>Harshly but speaking honestly, this attitude is why Google is in America and not in the EU.
America certainly has a better track record launching innovative tech, that's indisputable. But I don't think the reasons can be waved away as simply "lack of regulation". There are dozens of variables: some related to the different market environment, like having to support dozens of languages to reach the whole European market vs being able to reach more than 300 million users just with english in America; some related to European bureaucracy making harder to start businesses and raise capital; some related to the culture in the US being more entrepreneurial...
In any case, American companies being better at disrupting the market doesn't really take away from the fact that it's lead to a monopolistic situation, and that said situation is having unwanted consequences.
> Google is better at ranking search results than any parliament or regulator on the planet.

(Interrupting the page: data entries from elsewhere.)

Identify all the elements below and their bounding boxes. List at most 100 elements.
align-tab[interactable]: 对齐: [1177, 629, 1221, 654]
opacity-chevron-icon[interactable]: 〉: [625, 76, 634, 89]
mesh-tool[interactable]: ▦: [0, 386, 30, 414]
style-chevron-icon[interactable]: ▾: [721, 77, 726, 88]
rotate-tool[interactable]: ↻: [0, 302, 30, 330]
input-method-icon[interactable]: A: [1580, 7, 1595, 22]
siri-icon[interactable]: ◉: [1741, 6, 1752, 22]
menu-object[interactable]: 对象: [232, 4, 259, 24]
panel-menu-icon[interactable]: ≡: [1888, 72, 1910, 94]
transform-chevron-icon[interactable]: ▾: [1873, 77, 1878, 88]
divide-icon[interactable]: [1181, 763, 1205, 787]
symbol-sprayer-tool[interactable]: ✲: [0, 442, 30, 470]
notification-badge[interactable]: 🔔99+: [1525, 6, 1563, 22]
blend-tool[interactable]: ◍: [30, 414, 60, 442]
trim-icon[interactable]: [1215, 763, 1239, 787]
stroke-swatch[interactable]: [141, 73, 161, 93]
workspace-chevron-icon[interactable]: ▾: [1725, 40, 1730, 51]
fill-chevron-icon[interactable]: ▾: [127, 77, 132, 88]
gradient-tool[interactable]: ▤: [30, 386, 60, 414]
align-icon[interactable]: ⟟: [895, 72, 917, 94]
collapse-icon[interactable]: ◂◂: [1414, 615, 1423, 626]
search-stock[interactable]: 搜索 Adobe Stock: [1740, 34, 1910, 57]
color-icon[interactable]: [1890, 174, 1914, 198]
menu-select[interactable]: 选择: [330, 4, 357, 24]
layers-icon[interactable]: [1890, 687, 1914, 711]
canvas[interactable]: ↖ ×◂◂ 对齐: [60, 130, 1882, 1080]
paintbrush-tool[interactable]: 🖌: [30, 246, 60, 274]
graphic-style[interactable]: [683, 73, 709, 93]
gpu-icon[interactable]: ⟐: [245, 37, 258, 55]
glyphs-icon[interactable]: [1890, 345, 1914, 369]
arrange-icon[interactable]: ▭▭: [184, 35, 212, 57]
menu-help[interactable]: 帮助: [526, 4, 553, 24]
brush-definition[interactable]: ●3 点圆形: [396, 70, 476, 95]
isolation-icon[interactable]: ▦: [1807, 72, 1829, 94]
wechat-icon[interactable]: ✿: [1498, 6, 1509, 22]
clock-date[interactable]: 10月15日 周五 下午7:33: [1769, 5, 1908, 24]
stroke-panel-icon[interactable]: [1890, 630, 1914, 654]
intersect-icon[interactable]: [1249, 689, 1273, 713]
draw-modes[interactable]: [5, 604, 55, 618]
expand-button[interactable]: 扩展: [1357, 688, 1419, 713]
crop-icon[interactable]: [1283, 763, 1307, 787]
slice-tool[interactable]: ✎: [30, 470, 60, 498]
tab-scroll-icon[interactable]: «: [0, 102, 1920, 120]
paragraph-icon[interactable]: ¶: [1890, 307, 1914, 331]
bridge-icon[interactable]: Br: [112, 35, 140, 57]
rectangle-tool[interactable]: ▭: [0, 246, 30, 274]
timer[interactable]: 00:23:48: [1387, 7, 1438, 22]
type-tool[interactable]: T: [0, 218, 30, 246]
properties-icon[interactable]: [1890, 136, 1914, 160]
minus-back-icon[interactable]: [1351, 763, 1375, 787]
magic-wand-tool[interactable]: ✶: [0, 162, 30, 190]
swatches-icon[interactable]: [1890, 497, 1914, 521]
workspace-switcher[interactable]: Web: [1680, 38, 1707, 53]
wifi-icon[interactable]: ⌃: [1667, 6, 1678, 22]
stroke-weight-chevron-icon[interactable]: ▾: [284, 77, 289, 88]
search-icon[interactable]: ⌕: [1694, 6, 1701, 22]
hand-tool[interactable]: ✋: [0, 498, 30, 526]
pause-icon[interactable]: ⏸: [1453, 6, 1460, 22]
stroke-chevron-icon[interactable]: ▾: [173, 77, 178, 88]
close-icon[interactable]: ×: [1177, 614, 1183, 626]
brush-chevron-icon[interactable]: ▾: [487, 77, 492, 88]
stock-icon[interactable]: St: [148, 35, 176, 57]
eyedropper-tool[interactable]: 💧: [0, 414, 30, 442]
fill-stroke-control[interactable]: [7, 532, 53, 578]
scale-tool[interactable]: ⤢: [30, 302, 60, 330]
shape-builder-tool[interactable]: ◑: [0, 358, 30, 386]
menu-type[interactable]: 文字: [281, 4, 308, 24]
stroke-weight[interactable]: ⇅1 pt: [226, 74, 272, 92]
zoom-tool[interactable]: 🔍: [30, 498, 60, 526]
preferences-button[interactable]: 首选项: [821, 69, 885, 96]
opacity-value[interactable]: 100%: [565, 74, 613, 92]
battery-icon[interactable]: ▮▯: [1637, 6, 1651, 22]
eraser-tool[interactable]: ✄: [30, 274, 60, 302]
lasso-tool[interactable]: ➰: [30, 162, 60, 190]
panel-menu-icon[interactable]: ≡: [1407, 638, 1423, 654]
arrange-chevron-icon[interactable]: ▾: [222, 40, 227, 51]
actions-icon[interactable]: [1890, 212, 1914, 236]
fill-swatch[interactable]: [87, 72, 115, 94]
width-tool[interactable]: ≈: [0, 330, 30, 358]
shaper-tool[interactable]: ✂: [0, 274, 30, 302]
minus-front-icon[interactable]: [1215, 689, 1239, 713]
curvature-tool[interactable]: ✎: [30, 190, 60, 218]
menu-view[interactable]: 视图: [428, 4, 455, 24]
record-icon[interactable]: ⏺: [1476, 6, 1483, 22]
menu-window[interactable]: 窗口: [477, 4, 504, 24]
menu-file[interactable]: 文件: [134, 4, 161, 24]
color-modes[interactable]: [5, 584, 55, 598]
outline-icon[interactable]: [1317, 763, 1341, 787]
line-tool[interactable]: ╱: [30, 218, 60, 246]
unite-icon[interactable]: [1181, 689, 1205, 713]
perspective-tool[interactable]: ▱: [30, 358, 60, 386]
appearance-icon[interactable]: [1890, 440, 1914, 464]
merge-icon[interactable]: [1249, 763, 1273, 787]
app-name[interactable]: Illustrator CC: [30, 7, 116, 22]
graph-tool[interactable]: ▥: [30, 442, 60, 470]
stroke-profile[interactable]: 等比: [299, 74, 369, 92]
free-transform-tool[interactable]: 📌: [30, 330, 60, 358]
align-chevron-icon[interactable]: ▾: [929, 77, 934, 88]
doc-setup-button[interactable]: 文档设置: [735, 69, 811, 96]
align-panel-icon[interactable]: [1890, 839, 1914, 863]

The point is not that a regulator should rank results, but that there should be a set of enforced good practices regarding how the search/ranking system and the company's personal interests can interact, how should the data extracted from users be handled, etc.
In theory, if we end up deciding that social networks, messaging systems, internet search and the like have become so necessary to consider access to them a basic right, I wouldn't be opposed to developing public-funded alternatives freely available to the public.
In practice however, I fully agree that the chances of public bodies feature matching private alternatives are almost nil, and that's just one of the many points that make it unfeasible. So we have to settle for making sure that private actors play clean, and possibly funding potential alternatives to help the market be more diverse.